Rosello, Mireille. (1999) Fortress Europe and its metaphors: immigration and the law. CES Working Paper, vol. 3, no.1, 1999. [Working Paper]
Abstract
It is in that context that I would like to listen, obliquely, to two types of discourse that tend to ignore each other: first I want to listen to the legal discourse that manifests itself in this new immigration law, then I also want to listen to a simultaneous layer of discourse, a popular discourse made of images, metaphors, and quotable quotes that constitute a vast reservoir of seemingly spontaneous thoughts on immigrants and their presence in France. I would like to position myself at the intersection between those seemingly incompatible discourses.
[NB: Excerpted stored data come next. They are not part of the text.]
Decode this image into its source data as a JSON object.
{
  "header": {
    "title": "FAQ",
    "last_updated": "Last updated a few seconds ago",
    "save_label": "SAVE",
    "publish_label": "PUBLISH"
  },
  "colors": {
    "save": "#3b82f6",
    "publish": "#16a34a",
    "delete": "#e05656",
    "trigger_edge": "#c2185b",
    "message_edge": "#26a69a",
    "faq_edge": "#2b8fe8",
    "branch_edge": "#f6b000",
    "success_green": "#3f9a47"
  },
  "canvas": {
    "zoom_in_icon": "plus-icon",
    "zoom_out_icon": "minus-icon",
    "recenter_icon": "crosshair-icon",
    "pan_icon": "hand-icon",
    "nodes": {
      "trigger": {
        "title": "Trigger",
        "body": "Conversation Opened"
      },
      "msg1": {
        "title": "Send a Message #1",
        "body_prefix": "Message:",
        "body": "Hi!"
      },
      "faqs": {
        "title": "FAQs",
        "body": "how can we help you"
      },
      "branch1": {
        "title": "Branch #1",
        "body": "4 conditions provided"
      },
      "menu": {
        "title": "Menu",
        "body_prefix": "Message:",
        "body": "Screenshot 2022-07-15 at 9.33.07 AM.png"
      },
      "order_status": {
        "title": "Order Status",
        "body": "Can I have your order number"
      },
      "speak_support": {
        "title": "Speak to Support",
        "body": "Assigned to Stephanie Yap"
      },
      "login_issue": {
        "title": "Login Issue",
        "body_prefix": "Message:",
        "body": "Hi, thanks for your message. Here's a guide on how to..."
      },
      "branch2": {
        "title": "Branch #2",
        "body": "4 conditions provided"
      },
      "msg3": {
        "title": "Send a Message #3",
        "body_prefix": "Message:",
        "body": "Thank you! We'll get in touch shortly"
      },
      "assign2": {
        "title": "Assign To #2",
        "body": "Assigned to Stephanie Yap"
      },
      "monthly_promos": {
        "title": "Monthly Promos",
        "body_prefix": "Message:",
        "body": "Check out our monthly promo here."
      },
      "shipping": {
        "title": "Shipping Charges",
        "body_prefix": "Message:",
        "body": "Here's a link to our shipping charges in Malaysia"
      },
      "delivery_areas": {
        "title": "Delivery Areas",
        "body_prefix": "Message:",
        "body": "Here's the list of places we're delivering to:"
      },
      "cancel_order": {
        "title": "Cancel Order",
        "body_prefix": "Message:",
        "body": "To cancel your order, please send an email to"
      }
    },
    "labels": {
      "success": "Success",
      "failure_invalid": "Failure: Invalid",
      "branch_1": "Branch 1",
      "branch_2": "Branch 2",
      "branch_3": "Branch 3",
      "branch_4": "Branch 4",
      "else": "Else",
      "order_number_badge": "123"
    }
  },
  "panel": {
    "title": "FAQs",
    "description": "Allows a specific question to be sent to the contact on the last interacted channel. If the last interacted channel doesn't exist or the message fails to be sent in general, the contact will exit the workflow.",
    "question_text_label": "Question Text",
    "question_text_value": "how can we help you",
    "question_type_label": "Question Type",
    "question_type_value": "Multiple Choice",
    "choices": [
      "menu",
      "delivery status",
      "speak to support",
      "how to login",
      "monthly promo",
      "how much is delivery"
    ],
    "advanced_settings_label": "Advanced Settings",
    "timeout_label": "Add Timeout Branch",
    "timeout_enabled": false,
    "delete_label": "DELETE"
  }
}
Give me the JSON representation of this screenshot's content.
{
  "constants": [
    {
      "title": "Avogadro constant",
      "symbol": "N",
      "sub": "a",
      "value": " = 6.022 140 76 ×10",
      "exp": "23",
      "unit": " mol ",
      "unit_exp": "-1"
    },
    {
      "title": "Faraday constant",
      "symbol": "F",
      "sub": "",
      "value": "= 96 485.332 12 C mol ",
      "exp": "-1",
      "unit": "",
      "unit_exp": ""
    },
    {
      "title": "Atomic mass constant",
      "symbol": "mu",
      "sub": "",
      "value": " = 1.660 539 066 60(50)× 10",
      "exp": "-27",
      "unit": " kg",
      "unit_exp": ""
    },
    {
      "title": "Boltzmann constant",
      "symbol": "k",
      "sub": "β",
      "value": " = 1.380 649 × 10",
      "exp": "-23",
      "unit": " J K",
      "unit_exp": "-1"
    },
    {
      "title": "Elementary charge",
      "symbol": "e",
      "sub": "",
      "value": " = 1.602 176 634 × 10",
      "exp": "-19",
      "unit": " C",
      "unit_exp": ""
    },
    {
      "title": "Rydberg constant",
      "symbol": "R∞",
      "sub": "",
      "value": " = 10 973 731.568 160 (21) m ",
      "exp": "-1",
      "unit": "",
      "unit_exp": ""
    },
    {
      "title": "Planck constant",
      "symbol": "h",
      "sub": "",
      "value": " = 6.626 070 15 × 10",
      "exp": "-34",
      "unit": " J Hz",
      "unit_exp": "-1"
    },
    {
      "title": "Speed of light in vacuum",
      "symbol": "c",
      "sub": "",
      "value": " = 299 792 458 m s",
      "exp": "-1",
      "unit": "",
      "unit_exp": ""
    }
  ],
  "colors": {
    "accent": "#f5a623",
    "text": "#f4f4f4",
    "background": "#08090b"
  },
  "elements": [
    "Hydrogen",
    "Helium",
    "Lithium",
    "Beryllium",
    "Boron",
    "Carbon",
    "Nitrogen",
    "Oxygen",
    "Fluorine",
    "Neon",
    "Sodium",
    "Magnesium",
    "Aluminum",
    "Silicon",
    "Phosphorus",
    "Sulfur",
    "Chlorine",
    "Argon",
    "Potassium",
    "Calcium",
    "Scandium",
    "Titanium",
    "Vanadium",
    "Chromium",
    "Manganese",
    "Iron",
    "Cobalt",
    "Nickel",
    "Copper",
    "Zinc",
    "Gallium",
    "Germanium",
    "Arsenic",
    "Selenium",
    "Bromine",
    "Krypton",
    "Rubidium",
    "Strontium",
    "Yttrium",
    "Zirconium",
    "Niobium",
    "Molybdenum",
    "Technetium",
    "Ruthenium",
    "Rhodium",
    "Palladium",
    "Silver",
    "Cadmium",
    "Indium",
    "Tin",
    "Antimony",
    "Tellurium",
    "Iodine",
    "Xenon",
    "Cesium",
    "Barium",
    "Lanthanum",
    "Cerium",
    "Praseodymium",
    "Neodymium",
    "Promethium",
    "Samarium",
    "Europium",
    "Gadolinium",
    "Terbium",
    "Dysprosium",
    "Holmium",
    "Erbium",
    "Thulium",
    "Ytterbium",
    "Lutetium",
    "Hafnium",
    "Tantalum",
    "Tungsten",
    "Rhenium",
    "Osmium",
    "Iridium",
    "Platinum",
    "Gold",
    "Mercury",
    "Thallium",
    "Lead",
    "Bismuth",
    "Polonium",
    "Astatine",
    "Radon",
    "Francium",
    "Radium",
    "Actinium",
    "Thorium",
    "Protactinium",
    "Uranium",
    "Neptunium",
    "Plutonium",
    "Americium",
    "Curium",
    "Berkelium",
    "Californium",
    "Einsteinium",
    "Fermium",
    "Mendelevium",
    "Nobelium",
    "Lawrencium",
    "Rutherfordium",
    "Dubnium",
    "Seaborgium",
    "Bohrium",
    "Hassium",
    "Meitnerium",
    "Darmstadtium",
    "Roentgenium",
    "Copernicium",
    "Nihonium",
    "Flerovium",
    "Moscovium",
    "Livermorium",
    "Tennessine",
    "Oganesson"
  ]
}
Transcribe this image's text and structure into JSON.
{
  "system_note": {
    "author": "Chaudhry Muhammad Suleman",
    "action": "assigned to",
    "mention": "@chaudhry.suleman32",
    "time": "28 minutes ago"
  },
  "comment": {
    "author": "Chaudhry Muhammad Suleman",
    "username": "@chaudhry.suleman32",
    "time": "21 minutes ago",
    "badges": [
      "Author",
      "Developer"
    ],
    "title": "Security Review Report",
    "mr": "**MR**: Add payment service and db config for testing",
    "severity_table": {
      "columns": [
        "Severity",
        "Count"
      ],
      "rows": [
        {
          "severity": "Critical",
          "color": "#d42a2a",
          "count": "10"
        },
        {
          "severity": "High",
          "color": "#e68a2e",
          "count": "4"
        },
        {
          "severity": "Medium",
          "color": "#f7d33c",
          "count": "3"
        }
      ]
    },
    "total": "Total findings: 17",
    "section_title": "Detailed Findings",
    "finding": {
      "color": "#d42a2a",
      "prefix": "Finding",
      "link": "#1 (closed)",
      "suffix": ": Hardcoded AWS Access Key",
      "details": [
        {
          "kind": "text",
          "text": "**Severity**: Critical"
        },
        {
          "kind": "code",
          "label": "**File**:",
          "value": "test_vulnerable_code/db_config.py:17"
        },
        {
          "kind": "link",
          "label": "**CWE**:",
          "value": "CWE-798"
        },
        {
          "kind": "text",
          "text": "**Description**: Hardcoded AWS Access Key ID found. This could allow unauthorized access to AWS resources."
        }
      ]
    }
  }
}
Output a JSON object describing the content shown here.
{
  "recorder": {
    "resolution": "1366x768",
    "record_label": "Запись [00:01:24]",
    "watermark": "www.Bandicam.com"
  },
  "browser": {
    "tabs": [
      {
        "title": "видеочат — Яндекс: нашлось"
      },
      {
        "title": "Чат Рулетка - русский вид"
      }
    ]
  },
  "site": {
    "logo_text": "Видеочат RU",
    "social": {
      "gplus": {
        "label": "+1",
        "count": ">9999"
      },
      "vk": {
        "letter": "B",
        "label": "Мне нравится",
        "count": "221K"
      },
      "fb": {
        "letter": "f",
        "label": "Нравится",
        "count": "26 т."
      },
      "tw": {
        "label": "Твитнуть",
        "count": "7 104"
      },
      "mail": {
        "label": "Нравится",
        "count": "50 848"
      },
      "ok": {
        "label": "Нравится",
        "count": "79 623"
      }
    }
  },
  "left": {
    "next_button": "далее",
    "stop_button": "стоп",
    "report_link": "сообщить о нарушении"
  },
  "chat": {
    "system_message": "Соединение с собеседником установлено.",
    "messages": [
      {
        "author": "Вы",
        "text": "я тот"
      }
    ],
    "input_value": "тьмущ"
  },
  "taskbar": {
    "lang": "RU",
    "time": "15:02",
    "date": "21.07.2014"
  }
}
I would especially like to check to which extent the second type of discourse (those popular images that are so often devalued as a language) do not constitute a second type of law, a law that is sometimes even more rigid that the official one. So, instead of examining the official legal discourse as if it were a self-contained universe, a text that can be read as a finished product, I would like to concentrate on what happens before and after that drafting of the bill. I would like to focus on the ways in which such texts are written, prepared, argued (what happens upstream if you will), but also how the text is read and interpreted. Let’s see if a law on immigration is part of everyday life, if it finally turns into everyday life or if as I will suggest, it reflects what already exists in everyday life and in our culture.